Yaşadığımız bu tonal, çarpık dünyada artık çelik bilek olmak yeterli değil, çelik yürek olma zamanı. Çünkü dünya yani tonal gerçeklik çok garip. İnsan neslinin üremesi için gerekli olan fiiliyat bile nasıl olmuş da yıllardır dönüp dolaşıp küfür haline gelmiş! Kadın, erkek fark etmeksizin ‘koymadığımız’ delik yok sanki. Bilim kurgu dizilerinde, zombi filmlerinde bile hayatın yegâne amacı cinsel birleşmeymiş gibi gösterilirken, gündelik dilde aynı eylem kavgaya ve ölümüne sebep bile olabiliyor. Cezalandırıcı mükafat mı bu durum? Türün devamlılığı için gereken fiiliyat bu kadar oksimoron olabilir mi?

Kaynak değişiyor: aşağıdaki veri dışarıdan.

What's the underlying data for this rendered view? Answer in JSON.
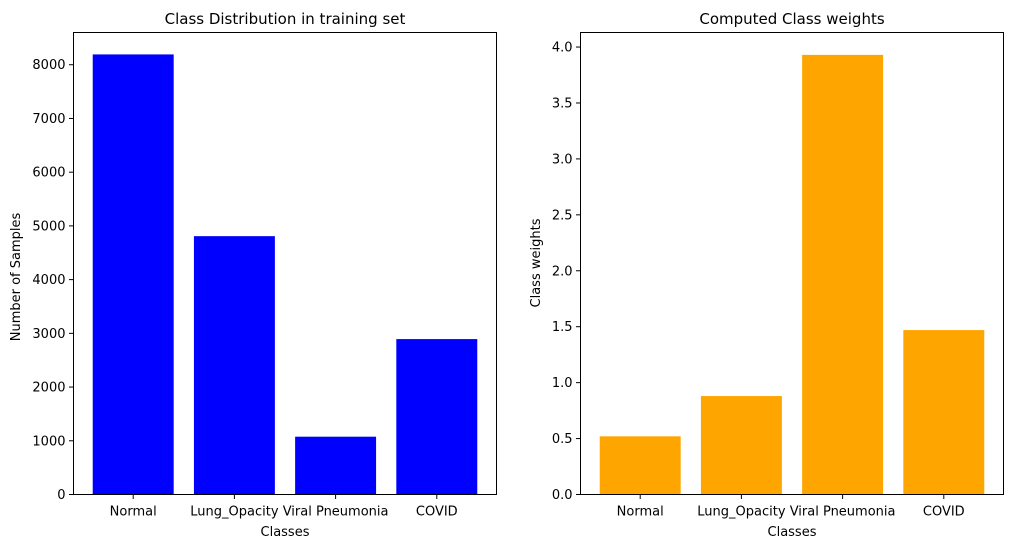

Sado-mazoşist tarzda ilişkiler ya da “katlana katlana, diş sıkarak arınmak”, “yaşayarak göreceğim, bu da benim yolum” fantezisi gibi abartılı söylemler, kişisel önemi kırmak yerine, acıya tapınmanın tali yolları gibi. Bu durumda acı bireyselleşir; aşk partnerin haline gelir. Kaldırmak gerek o dev aynasını her yerden. Sahte görüntüleri şeytan doldurur. Avukatı olursun bir anda. Yapay zekanın mekanik sevimlilikleri bile kurtaramaz seni.

Hey sevgili yolcu; Ego masum değildir ve kendine yeni bir önemlilik maskesi takar: “Bakın bana ne kadar çok dayanıklıyım ne kadar yüce gönüllüyüm. Ne kadar sabırlıyım…” Aslında tüm bunlar hâlâ kişisel önemin ta kendisidir, boyacı küpüne batmış çıkmış. Kendine acımanın en masum suratlı maskesi. Malzeme bu.

Aslında sizi ‘seçen’ türdeş değil, sizi ‘gören’ olmalı, aranması gereken yoldaş. Titreşim de değişim de orada. O zaman sevginin özü şefkat olur, sonsuzlukta titreşir. Gerçek bir başarı da hiçbir yere taht kurmaz. Bazı konularda ham hayallere kapılmak; tuzlu suda alabalık avlamayı beklemeye benziyor. Kim bilir belki nesli tükenmediyse, atası gelir diye bekle dur gurbet denizlerinde.